Research Summary - 2
Understanding contagious transmission of Mannheimia haemolytica in feedlot calves by leveraging whole genome sequencing of a unique isolate collection
| Date/Time: |
9/13/2024
17:15
|
| Author: |
Emily R Snyder |
| Clinic: |
University of Saskatchewan WCVM |
| City, State, ZIP: |
Saskatoon, SK S7N 5B4 |
Emily R. Snyder, DVM, MFAM, PhD
1
;
Cheryl L. Waldner, DVM, PhD, FCAHS
1
;
1Western College of Veterinary Medicine Large Animal Clinical Sciences, University of Saskatchewan, Saskatoon, SK, S7V0N7, Canada
Introduction:
The goal of this project is to evaluate the contagious spread of Mannheimia haemolytica (Mh) between cattle in a feedlot setting, by utilizing whole-genome sequencing to analyze genetic relationships of Mh between contiguous pens of cattle. The overall objective for this research is to inform best practices for management of respiratory disease in high-risk feedlot calves by better understanding the relative contribution of changes in respiratory bacteria and antimicrobial effectiveness in individual calves following metaphylaxis as compared to evidence for contagious transmission of respiratory bacteria and antimicrobial resistance within and between pens of calves.
Materials and methods:
Deep nasopharyngeal swabs were collected at arrival from fall placed, auction mart derived steer calves entering a Saskatchewan feedlot in fall of 2020. The calves were purchased at approximately 1-week intervals in groups of 100 from pre-sort sales through a local auction mart and placed in adjacent research pens constructed to reflect a commercial feedlot. Calves were processed and vaccinated according to industry standards and received a metaphylactic dose of the antimicrobial tulathromycin at arrival.
In this study, swabs from a total of 400 calves in 4 adjacent pens of 100 head were analyzed. Water sources were shared between the first two pens, 2045A and 2045B, and 2046A and 2046B. Deep nasopharyngeal swabs were collected at three timepoints; arrival, 13, and 36 days on feed (DOF). At 36 DOF only 10 calves per pen were sampled. The swabs were cultured for Mh and submitted for whole genome sequencing. A total of 485 individual Mh isolates were identified. Genetic analysis was performed on the isolates to understand how they were related to each other and to identify antimicrobial resistance genes.
Results:
Results of the phylogenetic analysis showed that at arrival, the Mh isolates had a high level of genetic diversity, which decreased at 13 DOF, with one or two genetic isolate clusters becoming dominant in each pen.
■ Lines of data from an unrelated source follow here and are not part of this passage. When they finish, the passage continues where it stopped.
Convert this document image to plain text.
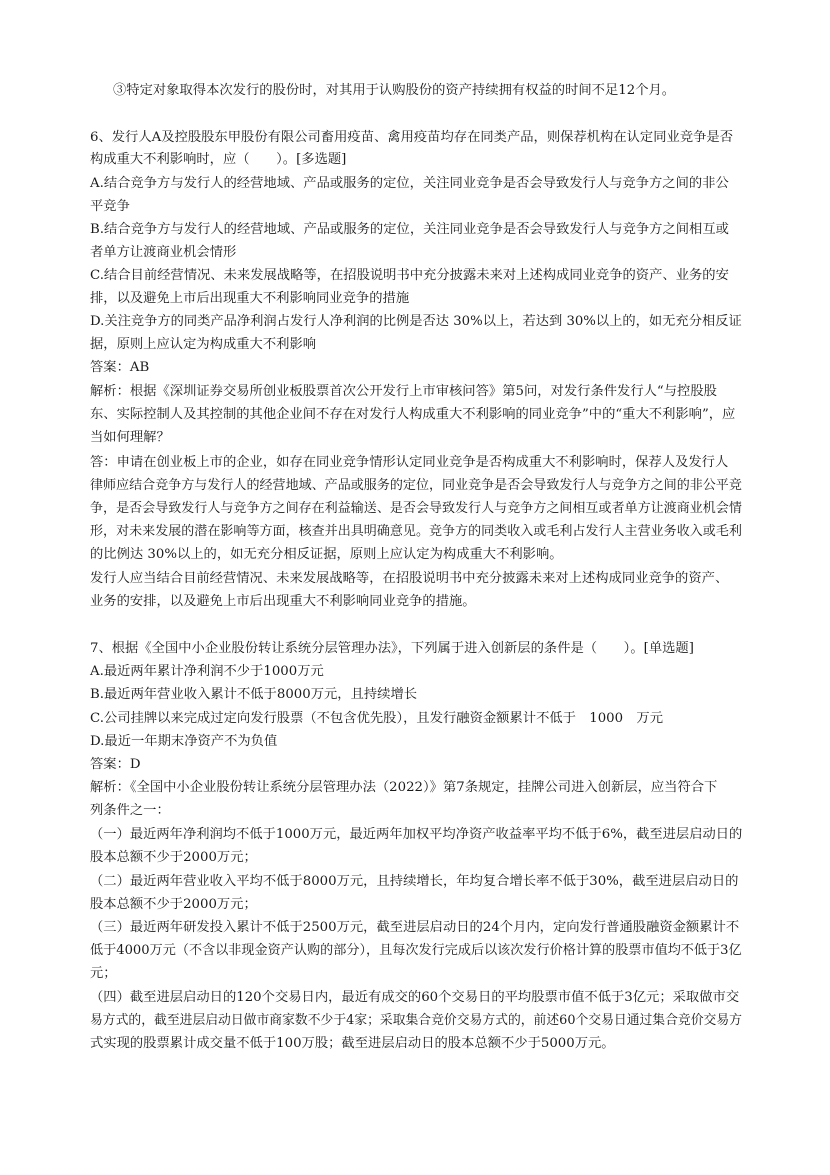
③特定对象取得本次发行的股份时，对其用于认购股份的资产持续拥有权益的时间不足12个月。

6、发行人A及控股股东甲股份有限公司畜用疫苗、禽用疫苗均存在同类产品，则保荐机构在认定同业竞争是否

构成重大不利影响时，应（　　）。[多选题]

A.结合竞争方与发行人的经营地域、产品或服务的定位，关注同业竞争是否会导致发行人与竞争方之间的非公

平竞争

B.结合竞争方与发行人的经营地域、产品或服务的定位，关注同业竞争是否会导致发行人与竞争方之间相互或

者单方让渡商业机会情形

C.结合目前经营情况、未来发展战略等，在招股说明书中充分披露未来对上述构成同业竞争的资产、业务的安

排，以及避免上市后出现重大不利影响同业竞争的措施

D.关注竞争方的同类产品净利润占发行人净利润的比例是否达 30%以上，若达到 30%以上的，如无充分相反证

据，原则上应认定为构成重大不利影响

答案：AB

解析：根据《深圳证券交易所创业板股票首次公开发行上市审核问答》第5问，对发行条件发行人“与控股股

东、实际控制人及其控制的其他企业间不存在对发行人构成重大不利影响的同业竞争”中的“重大不利影响”，应

当如何理解？

答：申请在创业板上市的企业，如存在同业竞争情形认定同业竞争是否构成重大不利影响时，保荐人及发行人

律师应结合竞争方与发行人的经营地域、产品或服务的定位，同业竞争是否会导致发行人与竞争方之间的非公平竞

争，是否会导致发行人与竞争方之间存在利益输送、是否会导致发行人与竞争方之间相互或者单方让渡商业机会情

形，对未来发展的潜在影响等方面，核查并出具明确意见。竞争方的同类收入或毛利占发行人主营业务收入或毛利

的比例达 30%以上的，如无充分相反证据，原则上应认定为构成重大不利影响。

发行人应当结合目前经营情况、未来发展战略等，在招股说明书中充分披露未来对上述构成同业竞争的资产、

业务的安排，以及避免上市后出现重大不利影响同业竞争的措施。

7、根据《全国中小企业股份转让系统分层管理办法》，下列属于进入创新层的条件是（　　）。[单选题]

A.最近两年累计净利润不少于1000万元

B.最近两年营业收入累计不低于8000万元，且持续增长

C.公司挂牌以来完成过定向发行股票（不包含优先股），且发行融资金额累计不低于　1000　万元

D.最近一年期末净资产不为负值

答案：D

解析：《全国中小企业股份转让系统分层管理办法（2022）》第7条规定，挂牌公司进入创新层，应当符合下

列条件之一：

（一）最近两年净利润均不低于1000万元，最近两年加权平均净资产收益率平均不低于6%，截至进层启动日的

股本总额不少于2000万元；

（二）最近两年营业收入平均不低于8000万元，且持续增长，年均复合增长率不低于30%，截至进层启动日的

股本总额不少于2000万元；

（三）最近两年研发投入累计不低于2500万元，截至进层启动日的24个月内，定向发行普通股融资金额累计不

低于4000万元（不含以非现金资产认购的部分），且每次发行完成后以该次发行价格计算的股票市值均不低于3亿

元；

（四）截至进层启动日的120个交易日内，最近有成交的60个交易日的平均股票市值不低于3亿元；采取做市交

易方式的，截至进层启动日做市商家数不少于4家；采取集合竞价交易方式的，前述60个交易日通过集合竞价交易方

式实现的股票累计成交量不低于100万股；截至进层启动日的股本总额不少于5000万元。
Isolates representing dominant clusters were additionally present in each pen at arrival, except for pen 2046B. At 36 DOF, isolates representing the dominant clusters were still present. There was evidence of contagious spread of one dominant cluster from pen 2046A to 2046B between arrival and 13 DOF.
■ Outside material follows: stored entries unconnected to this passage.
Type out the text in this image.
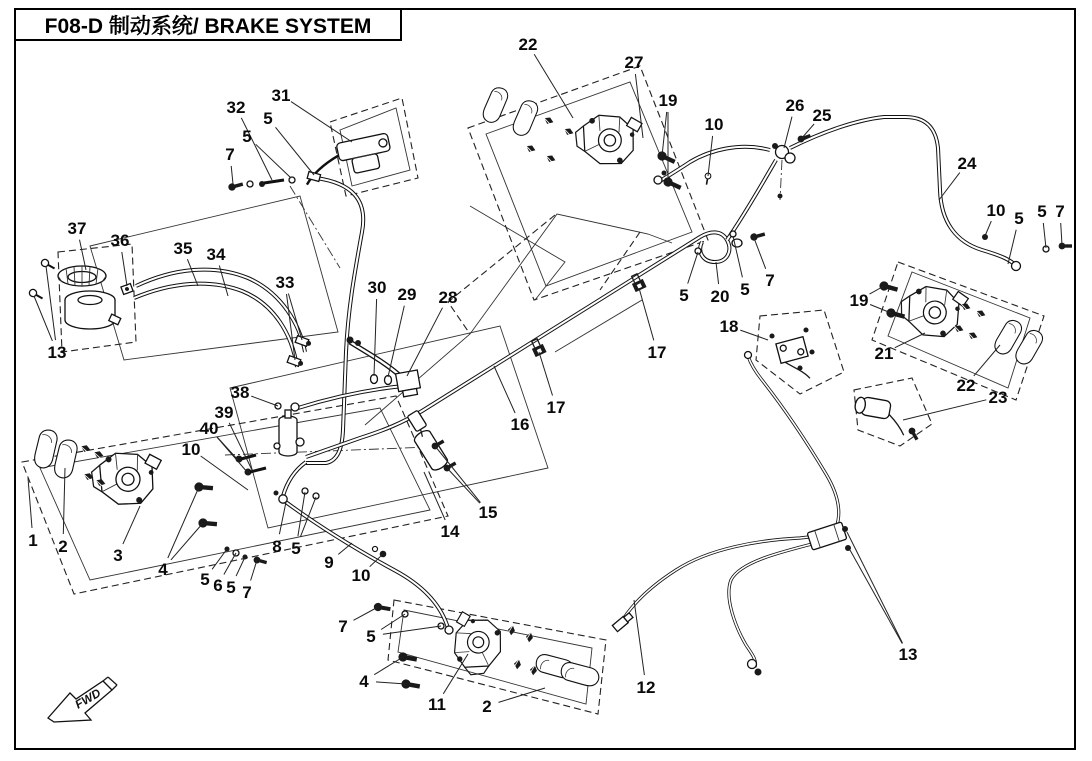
FWD
22
27
19
10
26
25
24
10 5 5 7
19
21
22
23
31
32
5
5
7
37
36	35 34
13
33	30 29 28
17
18
20
5	5 7
16
17
14
15
38
39
40
10
1 2	3
4
5 6 5 7
8 5
9
10
7
5
4
11 2
12
13
F08-D 制动系统/ BRAKE SYSTEM
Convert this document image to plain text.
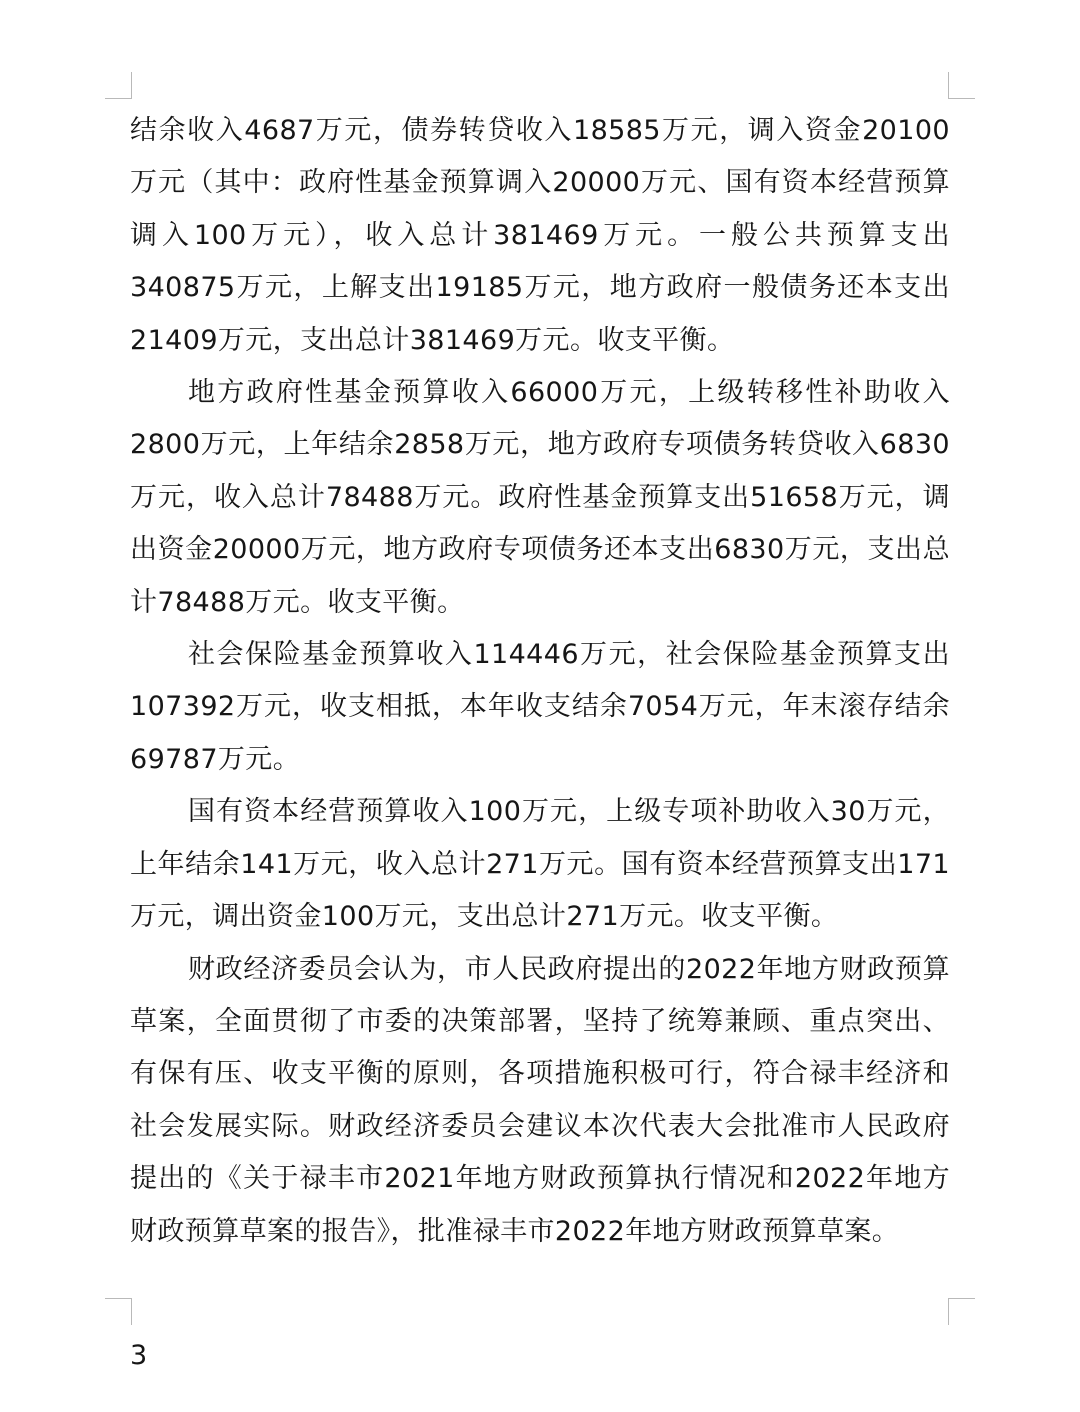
结余收入4687万元，债券转贷收入18585万元，调入资金20100万元（其中：政府性基金预算调入20000万元、国有资本经营预算调入100万元），收入总计381469万元。一般公共预算支出340875万元，上解支出19185万元，地方政府一般债务还本支出21409万元，支出总计381469万元。收支平衡。

地方政府性基金预算收入66000万元，上级转移性补助收入2800万元，上年结余2858万元，地方政府专项债务转贷收入6830万元，收入总计78488万元。政府性基金预算支出51658万元，调出资金20000万元，地方政府专项债务还本支出6830万元，支出总计78488万元。收支平衡。

社会保险基金预算收入114446万元，社会保险基金预算支出107392万元，收支相抵，本年收支结余7054万元，年末滚存结余69787万元。

国有资本经营预算收入100万元，上级专项补助收入30万元，上年结余141万元，收入总计271万元。国有资本经营预算支出171万元，调出资金100万元，支出总计271万元。收支平衡。

财政经济委员会认为，市人民政府提出的2022年地方财政预算草案，全面贯彻了市委的决策部署，坚持了统筹兼顾、重点突出、有保有压、收支平衡的原则，各项措施积极可行，符合禄丰经济和社会发展实际。财政经济委员会建议本次代表大会批准市人民政府提出的《关于禄丰市2021年地方财政预算执行情况和2022年地方财政预算草案的报告》，批准禄丰市2022年地方财政预算草案。

3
There were 7 different antimicrobial resistance genes identified in the isolates. All dominant genetic clusters carried resistance genes; most carried only three genes, while some carried 5. The clusters containing 3 genes carried genes causing resistance to tulathromycin, while those with 5 genes did not.
Significance:
This study provided additional evidence to show that selection for and expansion of a dominant strain of Mh appears to be a not uncommon occurrence in cattle entering feeding operations. We were able to reveal genetic shifts and loss of diversity in the Mh population over the study period and found evidence of contagious spread between neighboring pens of cattle. What was surprising was the ubiquity of isolates at arrival that would go on to become dominant at later sampling times in all 4 pens, which suggests a common point source of “contamination” that occurred prior to feedlot placement. In addition, resistance genes conveying resistance to tulathromycin were present in most of the dominant isolates, suggesting that there could be a potential role for this antimicrobial in the selection of dominant strains within pens.